May 15, 2021 MySQL
The Insert INTO SQL statement is used in the MySQL table to insert data.
You can insert data into the data table through the mysql?command prompt window, or you can insert data through a PHP script.
The following is the INSERT INTO SQL syntax common to inserting data into the MySQL data table:
INSERT INTO table_name ( field1, field2,...fieldN )
VALUES
( value1, value2,...valueN );
If the data is character type, you must use single or double quotes, such as :value.
Below we will use the SQL INSERT INTO statement to insert data into the MySQL w3cschool_tbl data table
In the following example, we w3cschool_tbl data to the table:
root@host# mysql -u root -p password;
Enter password:*
mysql> use W3CSCHOOL;
Database changed
mysql> INSERT INTO w3cschool_tbl
->(w3cschool_title, w3cschool_author, submission_date)
->VALUES
->("Learn PHP", "John Poul", NOW());
Query OK, 1 row affected (0.01 sec)
mysql> INSERT INTO w3cschool_tbl
->(w3cschool_title, w3cschool_author, submission_date)
->VALUES
->("Learn MySQL", "Abdul S", NOW());
Query OK, 1 row affected (0.01 sec)
mysql> INSERT INTO w3cschool_tbl
->(w3cschool_title, w3cschool_author, submission_date)
->VALUES
->("JAVA Tutorial", "Sanjay", '2007-05-06');
Query OK, 1 row affected (0.01 sec)
mysql>
Note: Using an arrow tag (--gt;) is not part of an SQL statement, it simply represents a new line, and if an SQL statement is too long, we can write the SQL statement by creating a new line by entering the key, and the command end character of the SQL statement is a half sign (; ) 。
In the above example, we didn't provide w3cschool_id data because we set it to the AUTO_INCREMENT (auto-add) property when we created the table. T herefore, the field will automatically increment without us having to set it. N OW() in the instance is a MySQL function that returns a date and time.
You can use PHP'mysql_query() function to execute the SQL INSERT INTO command to insert data.
The function has two arguments that return TRUE if executed successfully, otherwise FALSE is returned.
bool mysql_query( sql, connection );
| Parameters | Describe |
|---|---|
| Sql | Necessary. S pecify the SQL query to send. Note: The query string should not end with a sign. |
| connection | Optional. S pecifies the SQL connection identifier.

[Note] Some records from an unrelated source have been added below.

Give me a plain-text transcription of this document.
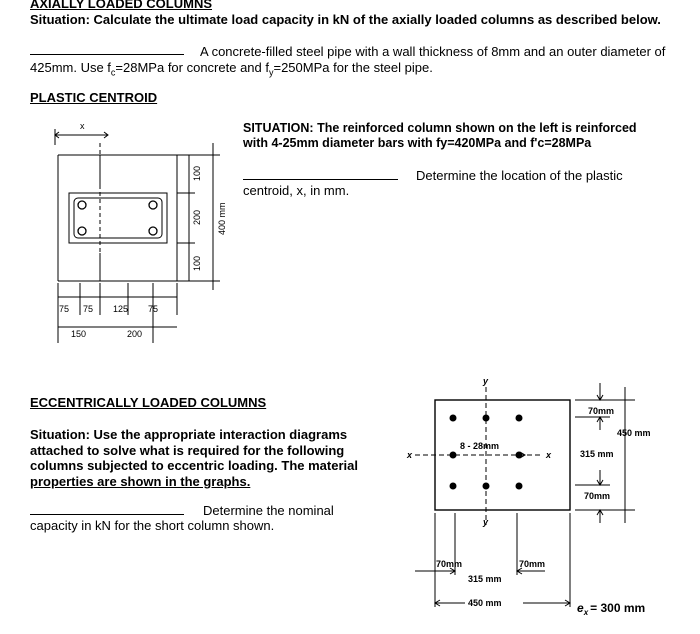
AXIALLY LOADED COLUMNS
Situation: Calculate the ultimate load capacity in kN of the axially loaded columns as described below.
A concrete-filled steel pipe with a wall thickness of 8mm and an outer diameter of
425mm. Use $f_c=28MPa$ for concrete and $f_y=250MPa$ for the steel pipe.
PLASTIC CENTROID
SITUATION: The reinforced column shown on the left is reinforced
with 4-25mm diameter bars with fy=420MPa and f'c=28MPa
Determine the location of the plastic
centroid, x, in mm.
x
75 75 125 75
150	200
100
200
100
400 mm
ECCENTRICALLY LOADED COLUMNS
Situation: Use the appropriate interaction diagrams
attached to solve what is required for the following
columns subjected to eccentric loading. The material
properties are shown in the graphs.
Determine the nominal
capacity in kN for the short column shown.
y
y
x	x
8 - 28mm
70mm
450 mm
315 mm
70mm
70mm	70mm
315 mm
450 mm	$e_x = 300$ mm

If not specified, the last open connection is used. |
In the following example, the program receives three field data entered by the user and inserts it into the data table:
<?php if(isset($_POST['add'])) { $dbhost = 'localhost:3036'; $dbuser = 'root'; $dbpass = 'rootpassword'; $conn = mysql_connect($dbhost, $dbuser, $dbpass); if(! $conn ) { die('Could not connect: ' . mysql_error()); }
if(! get_magic_quotes_gpc() ) { $w3cschool_title = addslashes ($_POST['w3cschool_title']); $w3cschool_author = addslashes ($_POST['w3cschool_author']); } else { $w3cschool_title = $_POST['w3cschool_title']; $w3cschool_author = $_POST['w3cschool_author']; } $submission_date = $_POST['submission_date'];
$sql = "INSERT INTO w3cschool_tbl ". "(w3cschool_title,w3cschool_author, submission_date) ". "VALUES ". "('$w3cschool_title','$w3cschool_author','$submission_date')"; mysql_select_db('W3CSCHOOL'); $retval = mysql_query( $sql, $conn ); if(! $retval ) { die('Could not enter data: ' . mysql_error()); } echo "Entered data successfully\n"; mysql_close($conn); } else { ?>
Tutorial Title
Tutorial Author
Submission Date [ yyyy-mm-dd ]
<?php } ?>
When we receive data submitted by the user, for the security of the data we need to use the get_magic_quotes_gpc() function to determine whether the escape of a particular character is turned on. If this option is off (not turned on) and returns 0, then we must call add escape to the string by calling added adslashes.
You can also add other ways to check your data, such as mailbox format verification, phone number verification, integer verification, and so on.